As Great Britain tentatively moves out of recession territory, there are a mess of attractively priced stocks to consider. Harvey Jones of The Motley Fool UK surveys a few of the best-known names.
Shopping for shares isn't easy...there's so much on offer these days! I feel spoilt for choice. Here are five stocks I've added to my basket lately, but should I buy them?
Full Steam Reverse
When I asked whether I should buy Admiral (London: ADM) three weeks ago, the UK motor insurer was sailing ahead in full pomp, its share price up 35% this year to £11.56. That turned out to be the high watermark for the stock, which has since sprung a leak and dipped 9% to £10.56.
I said the time to buy Admiral Group is on one of its regular dips, and now we have one. Should I steam in?
The company reported a 2% drop in turnover, to £570 million, in the three months to September 30, and analysts fear Admiral's earnings growth could continue to slow. Given the news, a price-to-earnings ratio of 12 for a motor insurer looks toppy, especially now.
The dip leaves Admiral on a yield of 3.4%, which I can't get too excited about either. This isn't the time to climb aboard.
Shopping at Sainsbury's
Fool users questioned my preference for Sainsbury's (London: SBRY) over Tesco (TESO) when I compared the two supermarkets. Several were taking profits on Sainsbury's, one or two were even recycling them into Tesco.

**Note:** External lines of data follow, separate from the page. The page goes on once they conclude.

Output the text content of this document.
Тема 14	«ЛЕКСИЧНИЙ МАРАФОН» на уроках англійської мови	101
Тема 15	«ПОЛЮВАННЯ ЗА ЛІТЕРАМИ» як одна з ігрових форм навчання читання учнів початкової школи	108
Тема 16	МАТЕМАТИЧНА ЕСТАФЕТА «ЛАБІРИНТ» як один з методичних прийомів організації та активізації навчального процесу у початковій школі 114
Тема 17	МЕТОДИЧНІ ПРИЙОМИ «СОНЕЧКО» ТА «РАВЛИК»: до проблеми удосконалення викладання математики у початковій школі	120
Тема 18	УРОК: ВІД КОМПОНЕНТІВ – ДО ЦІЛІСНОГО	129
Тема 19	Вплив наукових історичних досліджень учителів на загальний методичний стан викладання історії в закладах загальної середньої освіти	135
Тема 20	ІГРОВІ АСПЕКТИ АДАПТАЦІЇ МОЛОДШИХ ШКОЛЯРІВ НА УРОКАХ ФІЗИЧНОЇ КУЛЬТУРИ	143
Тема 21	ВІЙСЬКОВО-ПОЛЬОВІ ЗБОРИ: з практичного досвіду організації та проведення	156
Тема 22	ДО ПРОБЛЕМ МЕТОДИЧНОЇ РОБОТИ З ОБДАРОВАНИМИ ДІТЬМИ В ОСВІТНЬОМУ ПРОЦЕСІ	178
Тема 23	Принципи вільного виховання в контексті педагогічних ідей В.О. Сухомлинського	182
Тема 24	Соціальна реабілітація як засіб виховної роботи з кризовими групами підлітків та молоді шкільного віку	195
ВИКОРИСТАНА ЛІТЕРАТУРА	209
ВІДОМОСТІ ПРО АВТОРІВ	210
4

Fellow Fool BigJC1 described Sainsbury's as a "plodding, safe dividend machine," which has its uses if you ask me, but he also warned it is "way overpriced given its limited growth prospects and management ambitions."
Should I buy Sainsbury's? Call me suggestible, but I've just bought Tesco. Buy on the dips, not the rallies, that's always been my motto. Now let's just hope Tesco has a good Christmas.
Buy This Bad Boy
When I asked whether I should buy HSBC (HBC), I concluded it was the best of a bad banking bunch. There was little good about its third-quarter pre-tax profit, which fell from £2.3 billion to £2.19 billion, below consensus forecasts.
HSBC has had to make yet more provisions for PPI misselling, and also set aside $800 million against the anti-money-laundering investigation in the US. That's on top of the £700 million it set aside earlier this year (and there may be more to come).
Still, that's what it's like to invest in the banks these days, especially one with a "pervasively polluted" culture, as the US Senate recently described HSBC. Despite its troubles, the HSBC share price has only dipped slightly.
Investors know what to expect from the banks. They hold them on the assumption that in the long run, you can't keep a bad bank down. HSBC still looks a buy for me.
I couldn't get too excited about pipes and wires utility National Grid (NGG), even on a 5.6% yield. Looking back, I was a bit hard on the stock. After all, it does yield 5.6%—that's more than 11 times base rate! Should I buy National Grid?
For many investors, that yield is reason enough on its own. National Grid did cause a small storm in the wake of Hurricane Sandy in the US, where it was blasted for its "antiquated" equipment, after several power outages and service interruptions, but the damage looks limited.
National Grid isn't that cheap, and its dividend isn't that well covered, and it is also trading close to its 52-week high. That's a lovely yield if it holds, but once again, I still can't get excited.
Still Sure of Shell
With Brent crude firmly above $100 a barrel, you would think the big oil majors would be motoring. But large, vertically integrated oil companies such as Royal Dutch Shell (RDS.B) have deliberately shielded themselves from oil price swings by diversifying into refineries, storage, transportation, chemicals, and retail.
I like Shell. I hold Shell. Should I buy more of Shell? Last time, I said yes, and I'm still keen, even though its third-quarter 2012 earnings fell to $6.1 billion, compared to $7.2 billion in the same quarter last year.
Analysts were expecting worse, due to falling oil and gas prices, and lower chemicals margins. They were impressed by Shell's operating performance and its management's growth strategy. Plus, of course, the dividend, which was raised 2.4%.
Everybody should have a drop of Shell in their portfolio. You simply have to decide how much.